Your Goals versus your Committee’s Goals
Ultimately, you need to satisfy your dissertation committee and, in particular, your chair. At the same time, you have goals of your own that need to be met. These two sets of goals may not be incompatible, but you need to be aware of the differences if you are going to satisfy both yourself and your committee. First and foremost, you have the goals of getting the dissertation completed and approved as soon as possible and getting a job or promotion when it’s done. You also probably want to spend your time on a topic that interests you, get something published (preferably before you graduate), and produce an initial result that will lend itself to developing a future research agenda.

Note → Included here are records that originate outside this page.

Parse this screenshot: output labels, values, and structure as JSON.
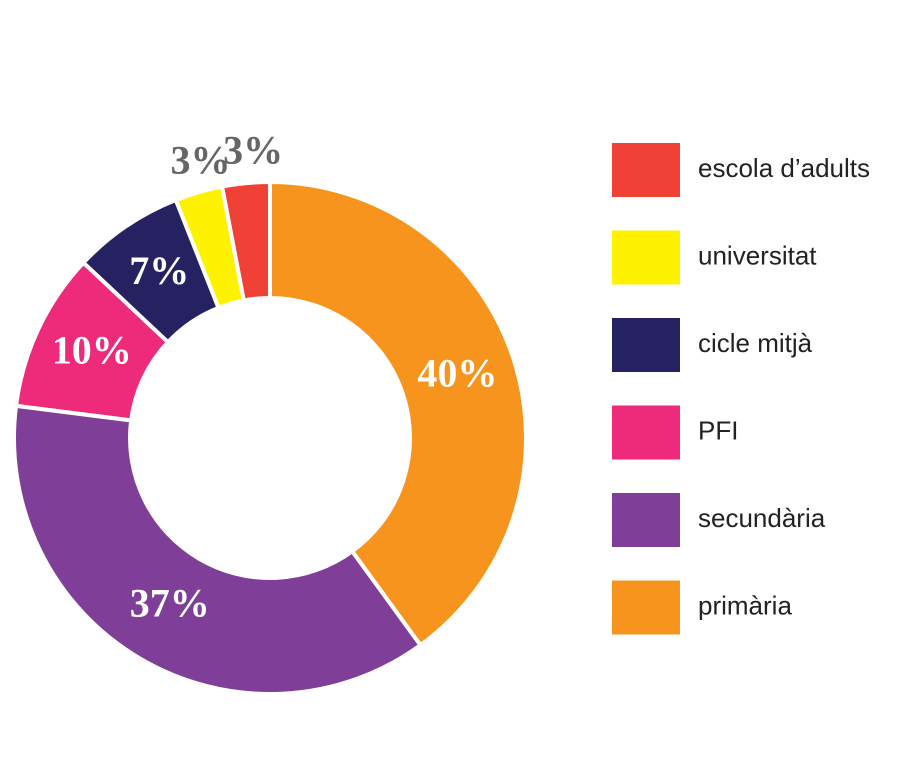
{
  "chart_data": {
    "type": "donut",
    "categories": [
      "escola d’adults",
      "universitat",
      "cicle mitjà",
      "PFI",
      "secundària",
      "primària"
    ],
    "values": [
      3,
      3,
      7,
      10,
      37,
      40
    ],
    "value_labels": [
      "3%",
      "3%",
      "7%",
      "10%",
      "37%",
      "40%"
    ],
    "colors": [
      "#ef4136",
      "#fff200",
      "#262262",
      "#ee2a7b",
      "#7f3f98",
      "#f7941d"
    ],
    "legend": "right"
  }
}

Your dissertation committee, first and foremost, wants to avoid the embarrassment of signing off on a weak or fatally flawed dissertation proposal. Remember that, in granting your doctorate, they are certifying that you are competent to teach future doctoral students. If taken seriously, this is a daunting criterion for a committee to certify, and for you to meet. They also want to further their own research agendas, so it is helpful if you can design your research in a way that incrementally advances knowledge in their specific filed of interest. And, just as an aside, everyone wants to see their research cited. If you can do it without making it look gratuitous, it’s worth citing the work of your committee members, and specifically of your chair. So as not to end on a cynical note, the best committee members also have the goal of preparing candidates who will surpass them in their careers.
So, your responsibility in presenting your dissertation proposal is to simultaneously satisfy the, sometimes, incompatible goals of yourself and three or more faculty members. This is a balancing act that requires an awareness of your own strengths and weaknesses, the abilities, limitations, and biases of the individual committee members, and the potential dynamics of the committee as a small group.